Recent ancient DNA studies have added hard evidence to the discussion. A study published in the Proceedings of the National Academy of Sciences analyzed genomes from Xiongnu-era burials in Mongolia and Hun-period burials in the Carpathian Basin (modern Hungary). The Xiongnu-period individuals showed a wide range of genetic ancestry, spanning a cline from East to West Eurasian, confirming that the Xiongnu confederation was genetically diverse and multi-ethnic rather than a single homogeneous group.

Most people buried in the Carpathian Basin during the Hun period carried only European ancestry, with no detectable East or Central Asian genetic input. There was no large eastern steppe community living in Europe during the Hun era. However, the study found something striking among a small number of high-status burials: long shared stretches of DNA that directly connect some of the highest-ranking Xiongnu-period elites with specific fifth- and sixth-century individuals buried in Hungary. In other words, some European Huns descended from the Xiongnu ruling class.

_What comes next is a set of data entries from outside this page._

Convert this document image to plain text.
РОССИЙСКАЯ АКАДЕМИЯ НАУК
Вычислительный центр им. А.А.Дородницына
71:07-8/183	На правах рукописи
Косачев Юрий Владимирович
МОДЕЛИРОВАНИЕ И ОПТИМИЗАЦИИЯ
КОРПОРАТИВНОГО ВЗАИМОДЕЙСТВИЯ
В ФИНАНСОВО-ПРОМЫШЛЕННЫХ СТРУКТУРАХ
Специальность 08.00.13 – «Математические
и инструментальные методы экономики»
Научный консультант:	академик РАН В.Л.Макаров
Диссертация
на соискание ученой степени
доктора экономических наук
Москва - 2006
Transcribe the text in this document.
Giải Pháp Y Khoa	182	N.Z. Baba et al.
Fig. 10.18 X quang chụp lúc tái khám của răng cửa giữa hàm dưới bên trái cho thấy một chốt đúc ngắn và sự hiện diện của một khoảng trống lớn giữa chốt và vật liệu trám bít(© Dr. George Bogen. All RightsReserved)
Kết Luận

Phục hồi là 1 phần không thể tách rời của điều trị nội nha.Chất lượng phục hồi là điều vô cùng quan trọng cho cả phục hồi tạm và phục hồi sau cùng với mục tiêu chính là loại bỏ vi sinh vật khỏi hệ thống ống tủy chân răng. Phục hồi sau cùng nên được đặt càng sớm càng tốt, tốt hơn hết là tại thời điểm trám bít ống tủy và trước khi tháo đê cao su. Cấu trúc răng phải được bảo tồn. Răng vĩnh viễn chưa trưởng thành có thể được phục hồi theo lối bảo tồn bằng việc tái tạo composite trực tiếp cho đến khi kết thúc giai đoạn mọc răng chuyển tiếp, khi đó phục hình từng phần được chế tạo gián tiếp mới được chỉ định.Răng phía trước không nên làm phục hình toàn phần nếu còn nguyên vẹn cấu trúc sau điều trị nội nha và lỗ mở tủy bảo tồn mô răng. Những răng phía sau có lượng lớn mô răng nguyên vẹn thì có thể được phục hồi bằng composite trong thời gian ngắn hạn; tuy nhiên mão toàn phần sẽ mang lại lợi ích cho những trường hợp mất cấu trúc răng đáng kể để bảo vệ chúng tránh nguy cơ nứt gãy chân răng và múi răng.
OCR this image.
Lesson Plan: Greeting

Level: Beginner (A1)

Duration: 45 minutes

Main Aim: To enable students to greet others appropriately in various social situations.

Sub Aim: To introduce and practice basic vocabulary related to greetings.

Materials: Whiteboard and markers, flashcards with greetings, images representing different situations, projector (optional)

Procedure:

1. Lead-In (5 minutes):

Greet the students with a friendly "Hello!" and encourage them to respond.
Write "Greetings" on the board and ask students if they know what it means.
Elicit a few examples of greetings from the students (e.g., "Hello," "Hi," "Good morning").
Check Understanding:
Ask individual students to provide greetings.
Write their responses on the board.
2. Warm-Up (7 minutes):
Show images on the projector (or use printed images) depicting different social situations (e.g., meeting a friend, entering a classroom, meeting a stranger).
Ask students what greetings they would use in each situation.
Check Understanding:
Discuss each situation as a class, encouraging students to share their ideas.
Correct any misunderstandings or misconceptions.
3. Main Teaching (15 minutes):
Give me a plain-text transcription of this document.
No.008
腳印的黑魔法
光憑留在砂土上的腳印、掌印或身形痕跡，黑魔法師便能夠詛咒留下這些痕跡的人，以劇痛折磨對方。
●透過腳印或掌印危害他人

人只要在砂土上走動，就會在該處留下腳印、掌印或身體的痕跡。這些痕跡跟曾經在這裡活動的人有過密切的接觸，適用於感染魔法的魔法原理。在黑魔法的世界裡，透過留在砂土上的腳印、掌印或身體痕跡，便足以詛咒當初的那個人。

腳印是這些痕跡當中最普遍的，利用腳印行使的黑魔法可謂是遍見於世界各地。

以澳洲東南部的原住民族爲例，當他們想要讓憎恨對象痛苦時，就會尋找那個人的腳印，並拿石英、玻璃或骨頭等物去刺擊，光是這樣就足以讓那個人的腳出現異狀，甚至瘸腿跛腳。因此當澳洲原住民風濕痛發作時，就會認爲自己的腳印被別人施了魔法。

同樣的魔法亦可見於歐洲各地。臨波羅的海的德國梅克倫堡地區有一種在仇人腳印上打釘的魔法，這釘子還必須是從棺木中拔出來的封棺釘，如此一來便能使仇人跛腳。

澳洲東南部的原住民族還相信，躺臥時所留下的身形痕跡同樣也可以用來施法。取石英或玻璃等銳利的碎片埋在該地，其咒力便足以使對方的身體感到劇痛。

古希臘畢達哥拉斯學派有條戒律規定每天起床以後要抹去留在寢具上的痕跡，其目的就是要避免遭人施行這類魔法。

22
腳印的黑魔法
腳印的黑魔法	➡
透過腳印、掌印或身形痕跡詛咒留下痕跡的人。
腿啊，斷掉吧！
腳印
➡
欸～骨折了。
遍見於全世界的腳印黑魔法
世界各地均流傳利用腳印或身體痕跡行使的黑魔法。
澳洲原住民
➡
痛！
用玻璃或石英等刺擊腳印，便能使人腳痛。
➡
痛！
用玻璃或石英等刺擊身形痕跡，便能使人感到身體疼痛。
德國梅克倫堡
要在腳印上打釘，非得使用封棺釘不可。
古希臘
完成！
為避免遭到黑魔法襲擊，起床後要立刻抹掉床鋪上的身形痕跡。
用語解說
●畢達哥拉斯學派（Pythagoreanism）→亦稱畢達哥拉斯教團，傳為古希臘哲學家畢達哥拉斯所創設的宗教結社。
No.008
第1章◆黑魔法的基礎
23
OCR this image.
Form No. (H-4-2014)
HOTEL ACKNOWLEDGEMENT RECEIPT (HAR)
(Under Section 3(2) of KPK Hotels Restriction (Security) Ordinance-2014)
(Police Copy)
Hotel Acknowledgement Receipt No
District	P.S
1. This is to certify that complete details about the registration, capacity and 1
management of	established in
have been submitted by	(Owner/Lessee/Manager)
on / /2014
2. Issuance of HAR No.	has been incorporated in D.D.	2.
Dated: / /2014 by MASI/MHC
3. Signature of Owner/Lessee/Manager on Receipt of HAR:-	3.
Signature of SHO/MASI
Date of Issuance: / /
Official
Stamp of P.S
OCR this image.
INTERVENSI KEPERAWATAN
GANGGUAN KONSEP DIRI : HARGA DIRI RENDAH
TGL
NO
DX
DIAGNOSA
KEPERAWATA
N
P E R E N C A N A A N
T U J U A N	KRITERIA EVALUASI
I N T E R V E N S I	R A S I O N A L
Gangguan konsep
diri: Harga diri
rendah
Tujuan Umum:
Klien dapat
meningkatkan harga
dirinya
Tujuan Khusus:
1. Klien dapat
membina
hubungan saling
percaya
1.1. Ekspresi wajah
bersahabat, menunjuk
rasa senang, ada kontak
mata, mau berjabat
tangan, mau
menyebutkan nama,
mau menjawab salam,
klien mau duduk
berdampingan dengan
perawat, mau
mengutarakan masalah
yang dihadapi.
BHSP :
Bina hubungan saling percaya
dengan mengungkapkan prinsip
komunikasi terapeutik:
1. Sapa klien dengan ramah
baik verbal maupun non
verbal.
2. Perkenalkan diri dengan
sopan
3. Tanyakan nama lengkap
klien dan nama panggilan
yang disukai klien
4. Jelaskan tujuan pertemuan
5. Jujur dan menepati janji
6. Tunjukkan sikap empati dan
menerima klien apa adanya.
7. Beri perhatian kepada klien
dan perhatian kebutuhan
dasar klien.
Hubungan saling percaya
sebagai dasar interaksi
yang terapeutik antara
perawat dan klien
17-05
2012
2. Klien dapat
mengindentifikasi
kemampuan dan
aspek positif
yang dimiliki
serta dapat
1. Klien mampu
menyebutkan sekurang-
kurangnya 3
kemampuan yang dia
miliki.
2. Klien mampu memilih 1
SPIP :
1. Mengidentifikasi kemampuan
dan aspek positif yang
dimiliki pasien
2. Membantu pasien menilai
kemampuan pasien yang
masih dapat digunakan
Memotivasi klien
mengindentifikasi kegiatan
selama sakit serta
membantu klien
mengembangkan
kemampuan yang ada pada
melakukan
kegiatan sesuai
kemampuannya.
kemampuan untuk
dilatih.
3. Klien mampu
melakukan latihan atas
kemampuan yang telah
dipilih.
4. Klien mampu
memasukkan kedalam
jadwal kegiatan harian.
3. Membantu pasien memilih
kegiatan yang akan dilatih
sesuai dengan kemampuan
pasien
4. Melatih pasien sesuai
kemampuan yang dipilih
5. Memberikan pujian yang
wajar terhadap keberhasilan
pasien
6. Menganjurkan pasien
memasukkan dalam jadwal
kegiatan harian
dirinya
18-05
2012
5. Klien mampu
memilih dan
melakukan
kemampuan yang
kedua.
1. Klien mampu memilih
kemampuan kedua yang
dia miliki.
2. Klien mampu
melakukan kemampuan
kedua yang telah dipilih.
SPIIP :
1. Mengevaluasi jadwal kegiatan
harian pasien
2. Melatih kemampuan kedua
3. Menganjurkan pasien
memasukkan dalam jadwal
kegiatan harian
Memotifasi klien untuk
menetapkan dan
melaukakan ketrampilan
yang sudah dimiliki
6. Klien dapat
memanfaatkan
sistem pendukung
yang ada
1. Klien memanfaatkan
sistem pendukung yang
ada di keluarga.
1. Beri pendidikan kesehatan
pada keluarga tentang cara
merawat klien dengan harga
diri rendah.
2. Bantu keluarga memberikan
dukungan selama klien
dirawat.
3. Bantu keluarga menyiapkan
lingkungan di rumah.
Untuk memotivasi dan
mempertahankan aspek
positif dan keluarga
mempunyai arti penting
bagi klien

The picture that emerges is not a mass migration of an entire people from Mongolia to Hungary. Instead, it appears that a small elite lineage, possibly the remnants of the Northern Xiongnu ruling families, moved westward across the steppe over several centuries, absorbing local populations along the way. By the time they reached Europe, the “Huns” were a genetically mixed group led by people who carried a thread of Xiongnu ancestry. The linguistic evidence pointing to a shared Yeniseian language fits this narrative, suggesting cultural and political continuity even as the genetic makeup of the group changed dramatically through centuries of migration and intermarriage.

What They Left Behind

The major Xiongnu archaeological sites are concentrated in Mongolia, particularly at Noin-Ula in the north and Gol Mod in central Mongolia. The elite burial mounds at these sites are enormous, sometimes more than 20 meters across, and contain wooden burial chambers sunk deep underground. Grave goods include silk textiles (many of Chinese origin), lacquerware, bronze ornaments, horse gear, and imported goods from as far away as the Mediterranean world. Millet grains appear in nearly every elite tomb, placed there as part of funerary rituals.

These burials reveal a society that was deeply connected to trade networks spanning the entire continent. Roman glass, Greek-influenced metalwork, and Chinese luxury goods all turn up in Xiongnu graves, sometimes in the same tomb. The Xiongnu left no written records of their own, so nearly everything known about their history comes from Chinese sources (primarily the historian Sima Qian) and from what the archaeology can tell us. Despite that limitation, the picture is increasingly clear: the Xiongnu built the first great nomadic empire, pioneered the political model that later steppe empires like the Turks and Mongols would follow, and left genetic and cultural traces that stretched from China to the heart of Europe.